I didn't own any type of camo, I used a piece of old canvas and wore it like a poncho. Oh man the good ol days.... I miss that horse his name was Satan, I had another horse who loved coyote hunting but he liked chasing them while I shot the gun off his back, damn that was fun ol Lightning could keep up to the yotes no problem. Couldn't hit them with the pistol though....


----------



## Pahuntdog (Jan 12, 2006)

if you want just white go to walmart and buy a set of pure white cotton sweats a size larger than you wear then just wear them over your other clothes works for me you can even get a hooded sweat shirt if you want camo just use a permanet marker in brown and black


----------



## uoykcuf (Dec 2, 2007)

try this link for snow shadow camo and see if its what you could use 
www.huntingillustrated.com


----------



## ac700wildcat (Oct 30, 2006)

Cabela's website has quite a bit of snow camo on it. Just go into mens hunting clothing on the left of the homepage and look through where it says cold weather camo on the page that comes up.

Matt


----------



## dfisher (Oct 12, 2007)

RedBlooded said:


> If anyone has any idea where I can find some pure white insulated coveralls, or coat and pants/bibs, I would appreciate any information you may have. I would even settle for insulated snow camo in this type clothing if the patteren is very light. Too much dark snow camo out there. I'm not a very small guy so if I put my whites over my insullation it really restricts my movements. "I know" LOSE WEIGHT, RIGHT? (haha). Anyway, any help would be appreciated!
> Thanx,
> Redblooded :sniper:


Hi,
I bought a pair from Cabela's a few years back that are really nice. Insulated and fairly weatherproof, they are warm and comfortable. They are big too.

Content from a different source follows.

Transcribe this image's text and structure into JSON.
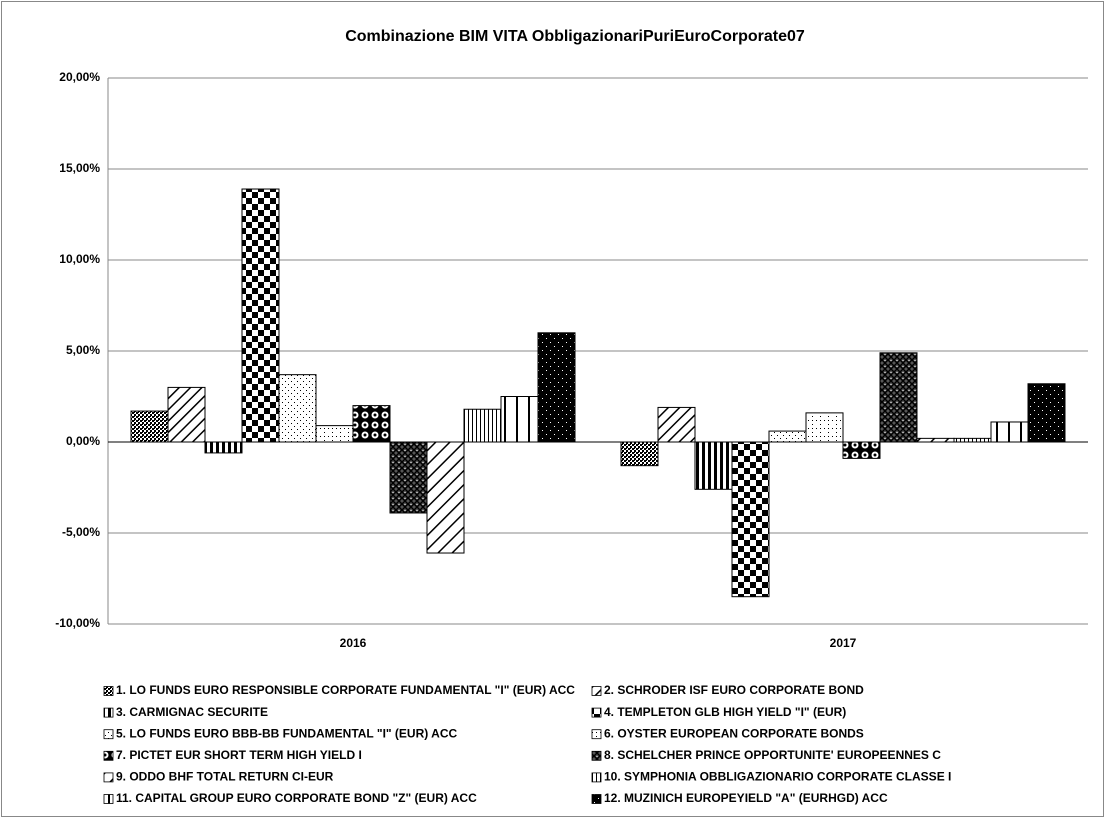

The pair I bought, XXX if I remember right, are built very big and I have plenty of room inside of them for layering. I think back then they were about $90.
Hope this helps you.
Dan


----------



## barebackjack (Sep 5, 2006)

The problem with any white "patterned" camo, i.e. sticks and crap is when you are sitting on an all white spot. Sure their fine if its not all white. But imagine your sitting in a pasture, its overgrazed and theres not alot of grass poking up. Your out in this checkerboard pattern of black sticks and white. ANY movement you make is going to get you busted, and at some pretty good distances. 
Dark colors on an all white background show up much better than lighter colors on a mixed background.

All white is the way to go. Unfortunatly nobody makes a good all white anything anymore. All thats available is cheap coversuits, or something nice with a damn pattern. So I made myself the ultimate predator white-suit, it aint that hard and I suck at sewing.


----------